The global battle for natural resources — from food and water to energy and precious metals — is only beginning, and will intensify to proportions that could mean enormous upheavals for every country, leading academics and business figures told a conference in Oxford on Thursday.
Sir David King, former chief scientific adviser to the United Kingdom’s (UK) government, who convened the two-day Resource 2012 conference, told the Guardian: “We are nowhere near realising the full impact of this yet. We have seen the first indications — rising food prices, pressure on water supplies, a land grab by some countries for mining rights and fertile agricultural land, and rising prices for energy and for key resources [such as] metals. But we need to do far more to deal with these problems before they become even more acute, and we are not doing enough yet.”
Countries that are not prepared for this rapid change will soon — perhaps irrevocably — lose out, with serious damage to their economies and way of life, the conference was told.
Amartya Sen, a Nobel prize-winning economist, said that the free market would not necessarily provide the best solution to sharing out the world’s resources. Governments would need to step in, he said, to ensure that people had access to the basics of life, and that the interests of businesses and the financial markets did not win out over more fundamental human needs.

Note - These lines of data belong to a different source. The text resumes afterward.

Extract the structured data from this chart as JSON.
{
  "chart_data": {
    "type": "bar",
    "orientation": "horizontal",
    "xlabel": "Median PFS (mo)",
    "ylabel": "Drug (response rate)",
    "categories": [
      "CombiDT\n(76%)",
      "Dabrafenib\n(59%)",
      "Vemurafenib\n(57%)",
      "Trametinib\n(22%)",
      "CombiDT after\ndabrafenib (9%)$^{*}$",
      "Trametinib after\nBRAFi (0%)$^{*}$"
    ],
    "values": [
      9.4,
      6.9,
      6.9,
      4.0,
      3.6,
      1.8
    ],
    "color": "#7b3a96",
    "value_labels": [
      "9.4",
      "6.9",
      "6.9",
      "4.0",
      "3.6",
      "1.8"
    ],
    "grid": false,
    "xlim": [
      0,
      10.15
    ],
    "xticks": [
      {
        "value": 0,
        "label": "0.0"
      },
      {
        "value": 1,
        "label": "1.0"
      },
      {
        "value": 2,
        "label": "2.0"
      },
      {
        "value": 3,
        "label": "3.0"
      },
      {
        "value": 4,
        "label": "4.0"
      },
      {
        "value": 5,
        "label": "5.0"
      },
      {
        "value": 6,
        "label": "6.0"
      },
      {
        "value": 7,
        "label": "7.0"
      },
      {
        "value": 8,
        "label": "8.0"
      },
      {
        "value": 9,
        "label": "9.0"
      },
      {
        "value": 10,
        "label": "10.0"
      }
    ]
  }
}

Sen has played a key role as an academic in showing how the way resources are distributed can impact famine and surplus more than the actual amount of resources, that are available, particularly food.

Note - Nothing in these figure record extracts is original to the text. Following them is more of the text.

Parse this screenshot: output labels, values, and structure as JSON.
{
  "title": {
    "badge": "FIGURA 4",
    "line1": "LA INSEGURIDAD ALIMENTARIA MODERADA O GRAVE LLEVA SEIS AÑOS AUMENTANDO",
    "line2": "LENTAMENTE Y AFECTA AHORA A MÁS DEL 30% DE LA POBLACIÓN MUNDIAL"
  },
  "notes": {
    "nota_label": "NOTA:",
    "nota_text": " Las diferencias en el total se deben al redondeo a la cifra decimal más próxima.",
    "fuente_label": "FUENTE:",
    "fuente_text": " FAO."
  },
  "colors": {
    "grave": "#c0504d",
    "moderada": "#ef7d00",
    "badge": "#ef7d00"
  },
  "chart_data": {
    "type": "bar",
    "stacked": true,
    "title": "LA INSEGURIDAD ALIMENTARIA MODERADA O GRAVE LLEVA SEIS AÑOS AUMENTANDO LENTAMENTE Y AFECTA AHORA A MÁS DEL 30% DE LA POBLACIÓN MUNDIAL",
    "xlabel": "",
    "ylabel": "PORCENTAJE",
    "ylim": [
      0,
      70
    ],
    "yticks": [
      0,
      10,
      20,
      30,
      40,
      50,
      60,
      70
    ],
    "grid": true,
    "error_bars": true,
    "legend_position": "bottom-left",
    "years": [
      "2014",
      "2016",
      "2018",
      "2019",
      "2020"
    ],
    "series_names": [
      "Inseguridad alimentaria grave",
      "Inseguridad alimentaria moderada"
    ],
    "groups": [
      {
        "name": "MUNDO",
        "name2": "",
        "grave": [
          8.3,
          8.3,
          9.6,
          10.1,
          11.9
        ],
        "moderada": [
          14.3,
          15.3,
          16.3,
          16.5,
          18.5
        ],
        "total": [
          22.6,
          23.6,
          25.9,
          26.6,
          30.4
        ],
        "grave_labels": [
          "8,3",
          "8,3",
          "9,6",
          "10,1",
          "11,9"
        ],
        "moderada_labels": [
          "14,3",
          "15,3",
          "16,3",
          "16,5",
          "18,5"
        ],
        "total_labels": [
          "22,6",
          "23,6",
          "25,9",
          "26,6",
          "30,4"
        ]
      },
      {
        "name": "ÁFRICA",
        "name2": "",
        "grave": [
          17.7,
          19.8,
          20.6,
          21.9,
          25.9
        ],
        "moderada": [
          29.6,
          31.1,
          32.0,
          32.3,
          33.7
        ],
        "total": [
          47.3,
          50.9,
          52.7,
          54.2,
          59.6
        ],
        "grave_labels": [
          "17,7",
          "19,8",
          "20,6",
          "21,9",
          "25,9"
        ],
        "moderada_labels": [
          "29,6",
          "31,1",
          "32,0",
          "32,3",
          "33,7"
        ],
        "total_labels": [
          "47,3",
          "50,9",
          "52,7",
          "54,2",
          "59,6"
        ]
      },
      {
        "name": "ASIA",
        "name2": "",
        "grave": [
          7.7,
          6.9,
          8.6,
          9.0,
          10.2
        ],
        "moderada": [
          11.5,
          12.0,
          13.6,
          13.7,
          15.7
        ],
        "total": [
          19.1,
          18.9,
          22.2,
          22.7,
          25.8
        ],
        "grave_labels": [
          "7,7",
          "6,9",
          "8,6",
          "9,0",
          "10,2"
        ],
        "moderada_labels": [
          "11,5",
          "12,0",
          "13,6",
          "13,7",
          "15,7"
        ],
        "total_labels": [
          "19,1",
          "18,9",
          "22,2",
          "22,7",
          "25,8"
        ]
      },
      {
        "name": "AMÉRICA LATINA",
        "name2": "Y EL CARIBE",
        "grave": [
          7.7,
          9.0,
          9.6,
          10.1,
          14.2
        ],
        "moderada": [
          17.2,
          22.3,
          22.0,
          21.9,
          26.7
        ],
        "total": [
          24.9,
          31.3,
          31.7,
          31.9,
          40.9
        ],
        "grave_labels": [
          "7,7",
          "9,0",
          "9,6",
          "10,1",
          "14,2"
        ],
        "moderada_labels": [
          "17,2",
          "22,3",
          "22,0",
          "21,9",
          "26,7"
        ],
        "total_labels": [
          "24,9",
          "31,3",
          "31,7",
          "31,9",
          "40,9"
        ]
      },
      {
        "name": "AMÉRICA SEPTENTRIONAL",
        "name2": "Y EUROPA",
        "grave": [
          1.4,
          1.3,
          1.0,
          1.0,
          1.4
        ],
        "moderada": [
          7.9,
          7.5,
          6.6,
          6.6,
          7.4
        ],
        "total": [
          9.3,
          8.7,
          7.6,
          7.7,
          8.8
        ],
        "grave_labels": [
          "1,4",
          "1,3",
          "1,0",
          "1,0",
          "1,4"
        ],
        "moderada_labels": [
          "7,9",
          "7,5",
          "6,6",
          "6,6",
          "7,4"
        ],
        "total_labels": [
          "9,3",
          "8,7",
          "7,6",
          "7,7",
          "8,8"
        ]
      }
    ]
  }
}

Nobel prize-winning economist Amartya Sen thinks governments will need to step in to ensure that the interests of businesses and the financial markets did not win out over more fundamental human needs.
David Nabarro, special representative for food security and nutrition at the United Nations Special, defended the outcomes of last month’s Rio+20 conference — a global summit that was intended to address resource issues and other environmental problems, including pollution, climate change and the loss of biodiversity, all of which are likely to have knock-on effects that will exacerbate resource shortages.
Many observers criticised the governments represented at Rio+20 for failing to adopt any clear targets and initiatives on key environmental problems, saying it was a wasted opportunity.
But Nabarro said there had been important successes — that governments had agreed to strive for the elimination of hunger and more sustainable agriculture, including an emphasis on small farmers, improvements in nutrition (in both developed and developing countries), and cutting the harmful waste of resources that is currently plaguing economies.
Several speakers joined him in highlighting the problems of waste and inefficiency — the developed world tends to be profligate in its use of natural resources, because most western companies have in the last century experienced few limits on their ability to access raw materials in peacetime, thanks to the opening up of global trade.
But this is rapidly changing. One of the first indications has been the soaring price of fossil fuel energy in the past decade, which has had severe economic impacts but which could easily be lessened if countries and companies took simple measures to be more energy-efficient. The failure of businesses, individuals and governments to improve their efficiency, even by relatively small amounts, has been one of the conundrums for resource economists in recent years. According to standard economic thinking, rising prices should prompt more efficiency, but this has happened at a much slower rate than should have been the case.
According to standard economic thinking, rising prices should prompt more efficiency, but this has happened at a much slower rate than should have been the case.
If price signals are not enough to change behaviour, then other methods such as government intervention may be needed.
Paul Kagame, the president of Rwanda, urged rich countries to work together with poor developing nations to ensure that the best was made of the natural resources, and to remedy situations where scarcity leads to human suffering.
Businesses also joined in to discuss their efforts to use resources more sustainably. Peter Brabeck-Letmathe, the chairman of Nestlé, outlined his company’s programme to use water more efficiently. He said water was often overlooked, and considered as a free resource, but that this was a mistake — he reminded listeners that the increasing availability of clean drinking water, accompanied by better sanitation and hygiene, had been the biggest single factor behind the enormous increases in longevity of people in developed countries in the past 150 years, and the GDP growth that followed.
Camilla Toulmin, of the International Institute for Environment and Development, said the conference should act as a primer to policymakers and politicians who have been insufficiently aware of the real issues surrounding resource constraints and the economics of waste and distribution.
“This is like an Open University course that is educating people on the problems here. I hope the financiers and businesspeople go home with a clearer understanding of how important this is, and of the role they can play.”